Last night, I received a text from a life long friend that asked me when I was going to bring her stuff back. I told her I’d have it to her by Thursday in her mailbox. (The reason I said mailbox is because she told me she didn’t want to see me.) A few hours later, I receive a text that says goodbye, not once, but three times. So I return the message with a simple goodnight. I mean, isn’t that what normal people perceive out of that kind of message? Someone saying a polite goodnight? Well, literally ten minutes after I send this she says, “You can delete my number.”
Okay, here is where I am extremely confused about this conversation. Why is she so angry at me? What have I done to make her feel this way? I know there have been moments, where we have fought. These consisted of HER wanting to see me more, or not understanding why she hasn’t met Nadine in the four years that I’ve been with her. Honestly, I really don’t know. It never crossed my mind because I was too busy working as an Assistant Manager and trying to figure out my own life. This has led to many arguments about me being an asshole, me being a selfish jerk, and me not standing up for myself.

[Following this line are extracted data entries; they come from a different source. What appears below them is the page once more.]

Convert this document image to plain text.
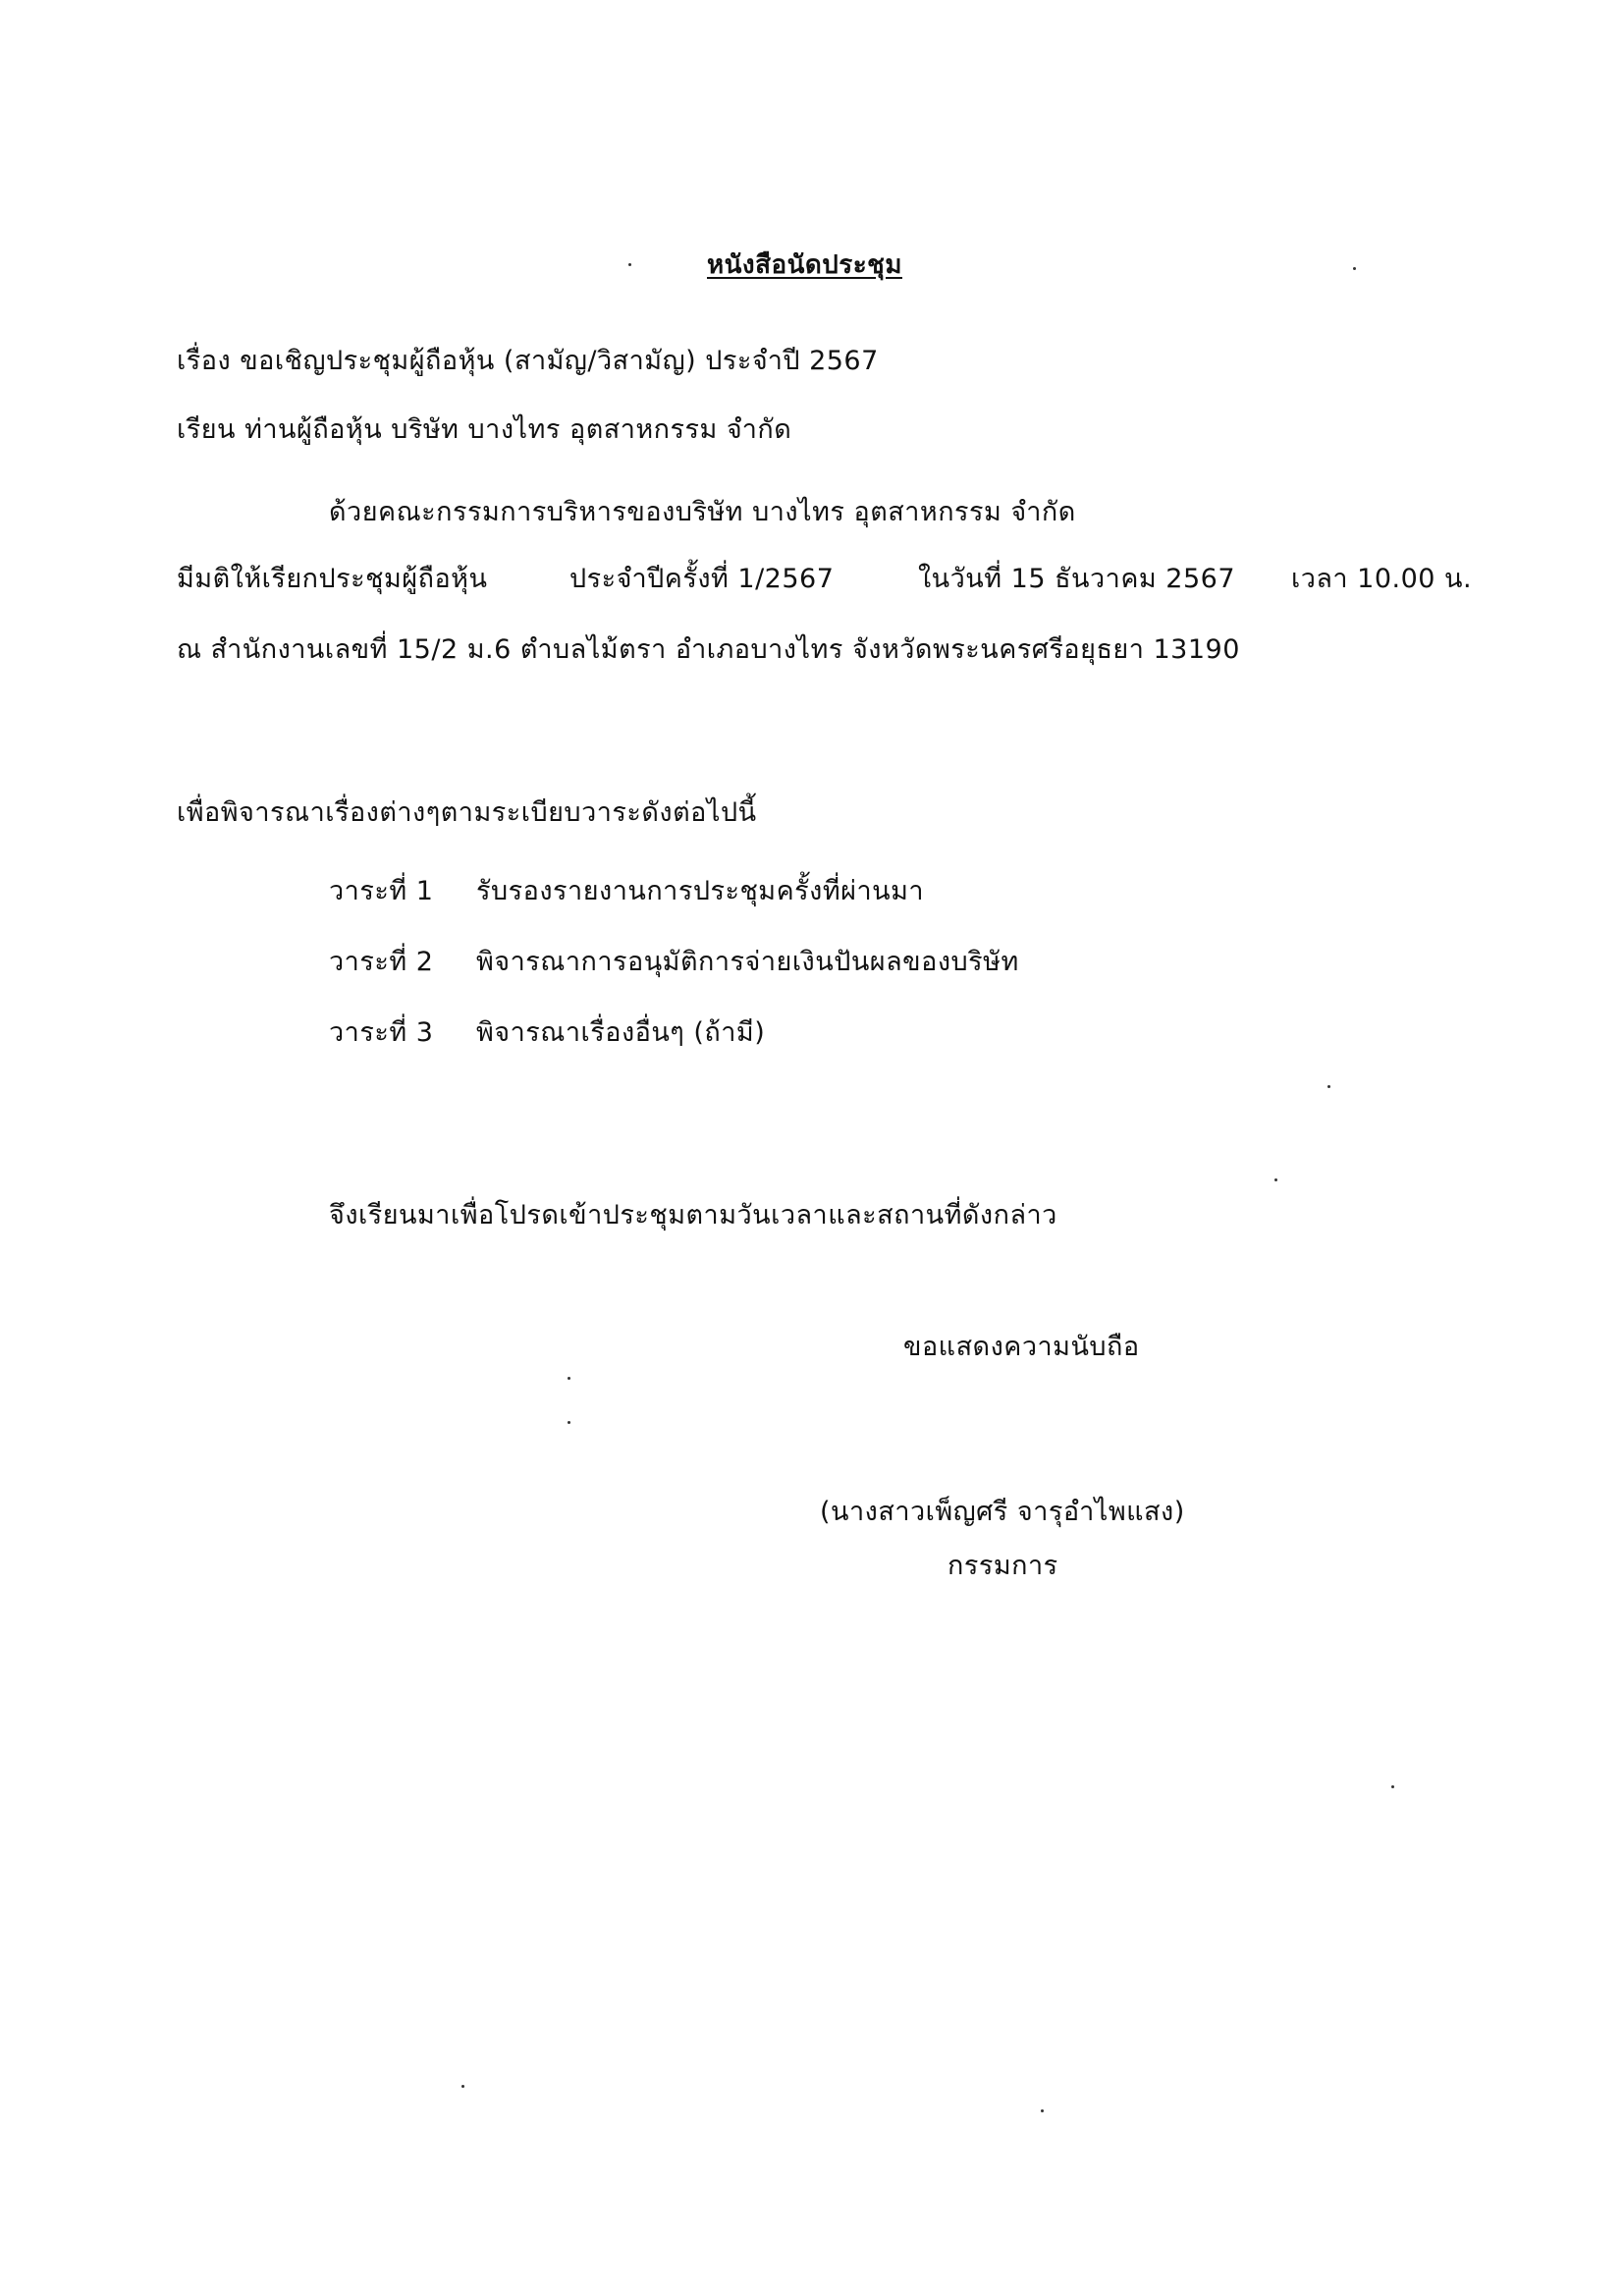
หนังสือนัดประชุม
เรื่อง ขอเชิญประชุมผู้ถือหุ้น (สามัญ/วิสามัญ) ประจำปี 2567
เรียน ท่านผู้ถือหุ้น บริษัท บางไทร อุตสาหกรรม จำกัด
ด้วยคณะกรรมการบริหารของบริษัท บางไทร อุตสาหกรรม จำกัด
มีมติให้เรียกประชุมผู้ถือหุ้น	ประจำปีครั้งที่ 1/2567	ในวันที่ 15 ธันวาคม 2567	เวลา 10.00 น.
ณ สำนักงานเลขที่ 15/2 ม.6 ตำบลไม้ตรา อำเภอบางไทร จังหวัดพระนครศรีอยุธยา 13190
เพื่อพิจารณาเรื่องต่างๆตามระเบียบวาระดังต่อไปนี้
วาระที่ 1 รับรองรายงานการประชุมครั้งที่ผ่านมา
วาระที่ 2 พิจารณาการอนุมัติการจ่ายเงินปันผลของบริษัท
วาระที่ 3 พิจารณาเรื่องอื่นๆ (ถ้ามี)
จึงเรียนมาเพื่อโปรดเข้าประชุมตามวันเวลาและสถานที่ดังกล่าว
ขอแสดงความนับถือ
(นางสาวเพ็ญศรี จารุอำไพแสง)
กรรมการ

I lost it. I know I’ve been going through a rough patch this last month or two, but I was just done with the bullshit. I send her a pretty profane message back, and I honestly felt great. I all of a sudden felt like everything inside me had lightened up. Is it just me, or are some of the people in our lives the reason we live the way we do? Could having more positive insights and people in my life give me that boost to live and not dwell with regret? I think losing the two or three friends these last few months have made me realize I’m surrounding myself with the wrong people. I’m not giving my soul the right energy to be the person I want to be. Right now, I think blogging is the one aspect of my life that is keeping me alive (Plus, Nadine of course). I know I’ve only started recently but it feels great to be able to lay out the inner secrets that fester inside me.

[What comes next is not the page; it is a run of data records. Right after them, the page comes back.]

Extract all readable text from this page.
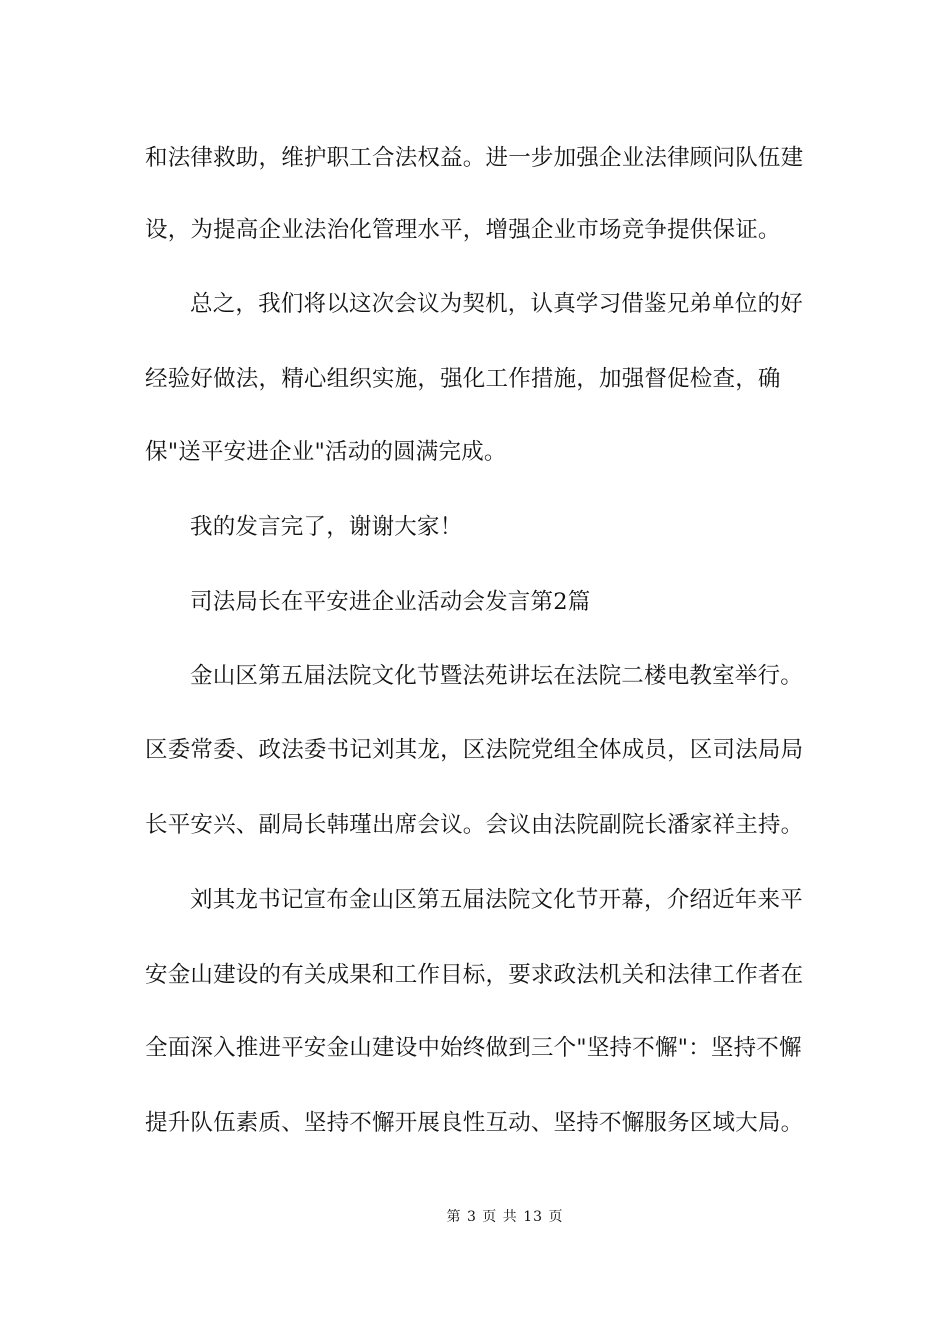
和法律救助，维护职工合法权益。进一步加强企业法律顾问队伍建
设，为提高企业法治化管理水平，增强企业市场竞争提供保证。
总之，我们将以这次会议为契机，认真学习借鉴兄弟单位的好
经验好做法，精心组织实施，强化工作措施，加强督促检查，确
保"送平安进企业"活动的圆满完成。
我的发言完了，谢谢大家！
司法局长在平安进企业活动会发言第2篇
金山区第五届法院文化节暨法苑讲坛在法院二楼电教室举行。
区委常委、政法委书记刘其龙，区法院党组全体成员，区司法局局
长平安兴、副局长韩瑾出席会议。会议由法院副院长潘家祥主持。
刘其龙书记宣布金山区第五届法院文化节开幕，介绍近年来平
安金山建设的有关成果和工作目标，要求政法机关和法律工作者在
全面深入推进平安金山建设中始终做到三个"坚持不懈"：坚持不懈
提升队伍素质、坚持不懈开展良性互动、坚持不懈服务区域大局。
第 3 页 共 13 页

I’ve enjoyed reading many of the blogs that have popped up in my following this morning with all of the life lessons and experiences. I especially love the blogs that don’t involve people wanting to sell a lesson on HOW TO WRITE A SUCCESSFUL BLOG or HOW TO GET MORE TRAFFIC. I read a blog by rachelderham called Piranhas in the Blogpond, it was a fantastic read! After reading this, I’ve realized if you can’t enjoy writing for yourself, then why is anyone else going to enjoy what you have to tell? Thanks, Rachel! You really have some fantastic insight on life.